What I value most in recovery:
My family. My wife recently told me how incredibly happy she is to have me back. And by that she means that I have found myself and back for her and my two children. I will always be incredibly grateful that she didn’t leave me when I was at my worse. My son and daughter are grown now, and I have a loving, strong relationships with each of them.

Proudest moment:
My 5-year anniversary of my sobriety, which was May 22, 2018, just a month ago. An interview with me appeared in a men’s magazine in Belgium called P-Magazine. That was scary but powerful at the same time.

Stigma I faced:
I was happily surprised that people admired and respected the fact that I wrote my book Mind on Fire on my journey through recovery. I had feared that I would face a stigma by doing that, but in fact it was quite the opposite: respect.

Rock bottom moment:
Was walking down the stairs at 3 a.m. in search of white wine, my poison of choice. I was in my early forties but was in such bad shape that I had to put both feet together on each step like a trembling old man. When I finally made it to the fridge and opened the door, there was the half-empty bottle, sparkling like a sliver of heaven in my hell.

On my bucket list:
One of my dreams was to write a book. And that is what I did. I self-published Mind on Fire: A Case of Successful Addiction Recovery. It is getting great reviews and sales are building on Amazon and other book platforms. The book will now be translated in Dutch, French & German.

Favorite recovery quote:
If one is to love oneself, one must behave in ways that one can admire. – Irvin D. Yalom

When cravings come:
I tell myself they will pass (and they do!). I remind myself of my rock bottom moments and I relive the horror of it. That usually does the job.

At my worst:
At my worst, I was drinking from 7 am till I went to bed at 10 pm. I was shaking and trembling all the time. I had gained 40 pounds of weight. I had to get myself committed four times before I was able to quit.

On my schedule today:
Every day I do some reading because it helps me to find new angles in my thinking.

What I learned about myself:
I have become more humble about myself. I know my limitations very well. But I also know what I am capable of and that makes me proud.

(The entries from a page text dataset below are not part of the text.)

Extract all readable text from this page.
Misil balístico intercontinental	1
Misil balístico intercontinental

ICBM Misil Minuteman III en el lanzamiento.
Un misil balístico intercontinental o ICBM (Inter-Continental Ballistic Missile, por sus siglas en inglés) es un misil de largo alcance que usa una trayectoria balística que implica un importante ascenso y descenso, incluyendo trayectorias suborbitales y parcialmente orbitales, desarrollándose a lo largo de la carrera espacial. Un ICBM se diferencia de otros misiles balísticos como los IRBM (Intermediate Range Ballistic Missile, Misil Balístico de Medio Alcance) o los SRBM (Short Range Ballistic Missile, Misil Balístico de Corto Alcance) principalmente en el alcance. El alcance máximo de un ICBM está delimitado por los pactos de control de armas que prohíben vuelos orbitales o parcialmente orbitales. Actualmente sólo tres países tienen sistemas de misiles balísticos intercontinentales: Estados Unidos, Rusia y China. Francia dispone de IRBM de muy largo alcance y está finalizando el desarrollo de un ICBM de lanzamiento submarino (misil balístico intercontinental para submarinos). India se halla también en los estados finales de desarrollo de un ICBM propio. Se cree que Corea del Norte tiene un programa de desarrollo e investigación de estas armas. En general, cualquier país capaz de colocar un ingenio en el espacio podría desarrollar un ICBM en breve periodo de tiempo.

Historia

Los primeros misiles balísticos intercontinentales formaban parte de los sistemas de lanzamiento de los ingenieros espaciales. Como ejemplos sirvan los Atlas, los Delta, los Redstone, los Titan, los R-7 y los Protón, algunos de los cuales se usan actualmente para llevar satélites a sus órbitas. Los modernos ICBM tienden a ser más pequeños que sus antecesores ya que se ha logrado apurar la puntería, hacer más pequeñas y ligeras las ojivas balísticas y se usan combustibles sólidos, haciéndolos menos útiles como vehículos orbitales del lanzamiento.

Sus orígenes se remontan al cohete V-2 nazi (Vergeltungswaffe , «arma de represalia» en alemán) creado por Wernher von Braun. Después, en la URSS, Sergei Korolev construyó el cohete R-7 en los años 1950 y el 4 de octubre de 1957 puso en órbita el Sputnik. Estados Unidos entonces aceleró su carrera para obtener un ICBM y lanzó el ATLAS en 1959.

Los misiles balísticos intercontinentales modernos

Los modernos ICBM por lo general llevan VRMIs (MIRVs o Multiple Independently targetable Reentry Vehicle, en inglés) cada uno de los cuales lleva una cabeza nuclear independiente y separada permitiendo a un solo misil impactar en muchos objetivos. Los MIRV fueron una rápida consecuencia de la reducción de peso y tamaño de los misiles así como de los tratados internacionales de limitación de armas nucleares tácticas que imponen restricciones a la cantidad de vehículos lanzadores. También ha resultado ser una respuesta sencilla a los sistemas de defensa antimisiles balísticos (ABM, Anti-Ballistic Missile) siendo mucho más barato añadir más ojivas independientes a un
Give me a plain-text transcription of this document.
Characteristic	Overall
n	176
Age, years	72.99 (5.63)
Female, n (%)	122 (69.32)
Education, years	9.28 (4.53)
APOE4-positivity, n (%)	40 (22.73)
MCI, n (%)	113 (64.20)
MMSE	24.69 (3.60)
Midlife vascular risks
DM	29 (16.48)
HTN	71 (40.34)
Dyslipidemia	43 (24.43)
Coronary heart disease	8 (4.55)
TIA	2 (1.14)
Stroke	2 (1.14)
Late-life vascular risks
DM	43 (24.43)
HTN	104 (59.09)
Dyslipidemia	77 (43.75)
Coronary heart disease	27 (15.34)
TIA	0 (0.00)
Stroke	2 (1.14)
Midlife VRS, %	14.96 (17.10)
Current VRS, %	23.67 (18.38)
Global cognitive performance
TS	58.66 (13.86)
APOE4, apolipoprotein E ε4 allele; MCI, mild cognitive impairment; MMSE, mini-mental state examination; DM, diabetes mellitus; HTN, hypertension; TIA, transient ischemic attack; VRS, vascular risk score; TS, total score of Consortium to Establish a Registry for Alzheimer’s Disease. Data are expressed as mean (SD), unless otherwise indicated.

I am committed to staying sober because that is who I am now.

How I get through the holidays:
My wife and I have explored Asia together. We went to India, Bali, Thailand and we still plan to do Japan, Malaysia and many other beautiful countries. These trips invigorate me.

I get inspired by:
I get inspired my great writers like Irvin Yalom, Michael Singer, Eckhart Tolle.

What saves me from myself:
A friend from high school who recently stepped back into my life. Although she and I hadn’t communicated in over thirty years, we picked up where we left off and now meet every few weeks. While my wife is my stronghold, this friend keeps me grounded. She speaks her mind and teaches me about myself and how I view the world. I can feel how our conversations further my personal growth and keeps my spirit and resolve strong.

On finding purpose:
During the first year of recovery, at the suggestion of my therapist, I started writing. During long plane flights, I wrote. At home, I wrote. It proved so therapeutic and enjoyable that I decided to use my writing to help others. My first book, Mind on Fire: A Case of Successful Addiction Recovery was released this year. I have ideas for more books that support and inspire those going through recovery.